Flashlamp-excited organic dye lasers

Abstract

The flashlamp-excited dye laser is presently the only type of laser capable of tunable emission throughout most of the visible spectrum. Gain and power output of the device are comparable to solid-state systems although the laser performance is hindered by thermal effects, produced by spatially nonuniform excitation of the dye, and optical losses associated with the molecular triplet state. In most of the known laser dyes, steady-state lasing is prevented by triplet state effects. The analysis of the gain of the dye laser is discussed in terms of the singlet-state absorption and fluorescence and triplet-state absorption spectra. The gain analysis is used to study the influence of the triplet state upon the critical inversion, and application of the analysis to a specific system is illustrated by the detailed discussion of the rhodamine 6G laser.

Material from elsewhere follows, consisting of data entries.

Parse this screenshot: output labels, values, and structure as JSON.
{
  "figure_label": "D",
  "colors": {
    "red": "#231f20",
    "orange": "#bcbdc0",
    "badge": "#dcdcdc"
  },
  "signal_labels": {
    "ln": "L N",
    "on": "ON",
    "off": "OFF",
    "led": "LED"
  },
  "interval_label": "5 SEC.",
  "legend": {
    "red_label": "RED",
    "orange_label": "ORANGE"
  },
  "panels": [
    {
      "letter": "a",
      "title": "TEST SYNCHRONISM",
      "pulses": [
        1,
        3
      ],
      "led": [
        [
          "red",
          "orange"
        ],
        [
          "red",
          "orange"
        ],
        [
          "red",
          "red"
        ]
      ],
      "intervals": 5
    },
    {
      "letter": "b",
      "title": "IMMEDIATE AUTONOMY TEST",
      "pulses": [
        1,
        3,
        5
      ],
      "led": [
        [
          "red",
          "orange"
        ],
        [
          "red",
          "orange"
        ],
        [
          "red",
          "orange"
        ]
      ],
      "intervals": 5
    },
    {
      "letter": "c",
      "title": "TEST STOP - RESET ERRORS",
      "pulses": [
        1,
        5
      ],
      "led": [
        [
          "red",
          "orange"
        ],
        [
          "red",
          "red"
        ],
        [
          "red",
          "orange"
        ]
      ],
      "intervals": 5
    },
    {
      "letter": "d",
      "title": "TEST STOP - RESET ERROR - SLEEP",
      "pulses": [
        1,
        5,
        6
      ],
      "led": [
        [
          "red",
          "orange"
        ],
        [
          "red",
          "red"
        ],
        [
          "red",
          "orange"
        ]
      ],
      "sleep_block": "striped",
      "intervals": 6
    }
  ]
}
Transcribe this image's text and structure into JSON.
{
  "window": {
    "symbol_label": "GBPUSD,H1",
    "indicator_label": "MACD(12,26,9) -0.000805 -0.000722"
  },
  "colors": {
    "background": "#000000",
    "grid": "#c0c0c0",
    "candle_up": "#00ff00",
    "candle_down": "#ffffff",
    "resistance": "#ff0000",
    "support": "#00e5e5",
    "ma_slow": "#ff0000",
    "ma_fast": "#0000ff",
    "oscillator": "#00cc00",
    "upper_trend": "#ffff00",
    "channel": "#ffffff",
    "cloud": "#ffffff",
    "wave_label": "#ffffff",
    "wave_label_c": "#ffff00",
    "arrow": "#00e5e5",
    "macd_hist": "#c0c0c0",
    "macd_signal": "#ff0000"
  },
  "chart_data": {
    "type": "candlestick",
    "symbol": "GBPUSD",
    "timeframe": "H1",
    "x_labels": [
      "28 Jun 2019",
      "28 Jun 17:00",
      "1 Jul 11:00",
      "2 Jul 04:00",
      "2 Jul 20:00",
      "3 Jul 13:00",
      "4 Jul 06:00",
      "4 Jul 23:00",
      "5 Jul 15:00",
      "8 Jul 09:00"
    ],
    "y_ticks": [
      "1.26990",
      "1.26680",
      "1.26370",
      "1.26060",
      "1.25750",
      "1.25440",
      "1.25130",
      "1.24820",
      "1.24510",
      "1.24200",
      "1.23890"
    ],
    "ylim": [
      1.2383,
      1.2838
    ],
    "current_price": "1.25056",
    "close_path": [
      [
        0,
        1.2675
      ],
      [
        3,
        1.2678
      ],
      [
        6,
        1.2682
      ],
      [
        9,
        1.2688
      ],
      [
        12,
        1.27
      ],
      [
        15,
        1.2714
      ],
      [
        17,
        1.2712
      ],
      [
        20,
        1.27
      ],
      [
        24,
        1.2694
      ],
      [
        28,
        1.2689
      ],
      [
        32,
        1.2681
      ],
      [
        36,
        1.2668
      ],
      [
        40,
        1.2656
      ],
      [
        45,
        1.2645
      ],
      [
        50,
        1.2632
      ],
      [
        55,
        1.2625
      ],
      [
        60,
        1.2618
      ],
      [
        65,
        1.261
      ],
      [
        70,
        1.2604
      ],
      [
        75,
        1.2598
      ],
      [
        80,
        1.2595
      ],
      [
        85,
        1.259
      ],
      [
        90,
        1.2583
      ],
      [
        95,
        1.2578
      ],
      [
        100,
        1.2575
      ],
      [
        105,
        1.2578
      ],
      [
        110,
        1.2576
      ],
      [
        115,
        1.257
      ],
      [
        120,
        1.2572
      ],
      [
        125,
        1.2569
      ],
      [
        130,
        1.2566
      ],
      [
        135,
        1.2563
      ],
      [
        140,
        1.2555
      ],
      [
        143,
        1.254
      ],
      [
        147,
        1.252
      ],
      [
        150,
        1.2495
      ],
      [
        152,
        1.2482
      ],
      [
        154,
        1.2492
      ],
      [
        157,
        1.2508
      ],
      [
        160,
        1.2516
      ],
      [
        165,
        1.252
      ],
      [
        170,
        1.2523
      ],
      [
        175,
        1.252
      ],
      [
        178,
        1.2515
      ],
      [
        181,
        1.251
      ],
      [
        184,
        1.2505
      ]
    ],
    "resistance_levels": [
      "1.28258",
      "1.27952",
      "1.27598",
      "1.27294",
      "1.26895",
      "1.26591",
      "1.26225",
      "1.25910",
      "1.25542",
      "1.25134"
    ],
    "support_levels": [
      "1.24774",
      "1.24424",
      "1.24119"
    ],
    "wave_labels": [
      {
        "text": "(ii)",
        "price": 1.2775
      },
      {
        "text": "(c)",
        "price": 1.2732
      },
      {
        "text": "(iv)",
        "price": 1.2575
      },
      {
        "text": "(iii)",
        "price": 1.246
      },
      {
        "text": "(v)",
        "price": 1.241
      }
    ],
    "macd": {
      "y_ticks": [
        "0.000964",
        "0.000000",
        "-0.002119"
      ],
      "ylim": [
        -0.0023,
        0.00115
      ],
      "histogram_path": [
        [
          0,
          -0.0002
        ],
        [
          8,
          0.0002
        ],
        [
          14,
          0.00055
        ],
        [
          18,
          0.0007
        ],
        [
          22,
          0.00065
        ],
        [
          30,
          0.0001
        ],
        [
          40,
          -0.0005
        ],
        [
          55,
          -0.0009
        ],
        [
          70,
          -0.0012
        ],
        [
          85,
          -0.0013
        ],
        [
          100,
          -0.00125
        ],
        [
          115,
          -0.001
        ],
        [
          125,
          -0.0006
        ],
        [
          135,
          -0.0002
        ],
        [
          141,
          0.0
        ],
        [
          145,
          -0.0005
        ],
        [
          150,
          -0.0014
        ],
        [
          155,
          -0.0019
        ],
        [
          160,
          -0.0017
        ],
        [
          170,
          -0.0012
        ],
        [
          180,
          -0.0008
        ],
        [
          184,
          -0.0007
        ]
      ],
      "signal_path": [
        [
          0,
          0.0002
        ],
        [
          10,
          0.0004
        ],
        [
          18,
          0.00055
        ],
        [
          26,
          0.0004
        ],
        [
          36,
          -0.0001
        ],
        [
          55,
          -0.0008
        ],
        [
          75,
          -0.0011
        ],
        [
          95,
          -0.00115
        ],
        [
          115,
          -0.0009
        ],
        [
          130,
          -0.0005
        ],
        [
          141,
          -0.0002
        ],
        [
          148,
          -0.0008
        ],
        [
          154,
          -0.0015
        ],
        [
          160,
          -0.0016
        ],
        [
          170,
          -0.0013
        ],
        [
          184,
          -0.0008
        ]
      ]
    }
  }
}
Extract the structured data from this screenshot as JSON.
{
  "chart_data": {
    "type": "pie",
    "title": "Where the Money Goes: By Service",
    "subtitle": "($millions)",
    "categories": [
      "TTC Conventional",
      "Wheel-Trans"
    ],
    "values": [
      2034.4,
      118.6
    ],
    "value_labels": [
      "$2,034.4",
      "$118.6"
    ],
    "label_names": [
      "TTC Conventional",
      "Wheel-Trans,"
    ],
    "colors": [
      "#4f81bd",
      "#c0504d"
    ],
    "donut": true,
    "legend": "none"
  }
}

A criterion for the maximum permissible triplet-state lifetime consistent with CW operation is given. The quenching of the triplet state of rhodamine 6G is shown to be rapid enough to allow CW operation, although thermal effects seem to be serious. The investigation of thermal effects is reviewed and the advantages of uniform excitation of the dye are pointed out. The minimum optical excitation power required for CW operation of a 7-cm-long rhodamine 6G laser of 2 mm diameter is estimated to be 850 watts neglecting thermal effects. A catalog of dyes, with their structures, that have been used in flashlamp-excited dye lasers is given. Various methods of tuning and mode locking the dye laser are reviewed. With a single dye a tuning range of 40 nm may be obtained by substituting a diffraction grating for one of the laser mirrors. Mode locking can be produced by placing a saturable dye absorber in the cavity.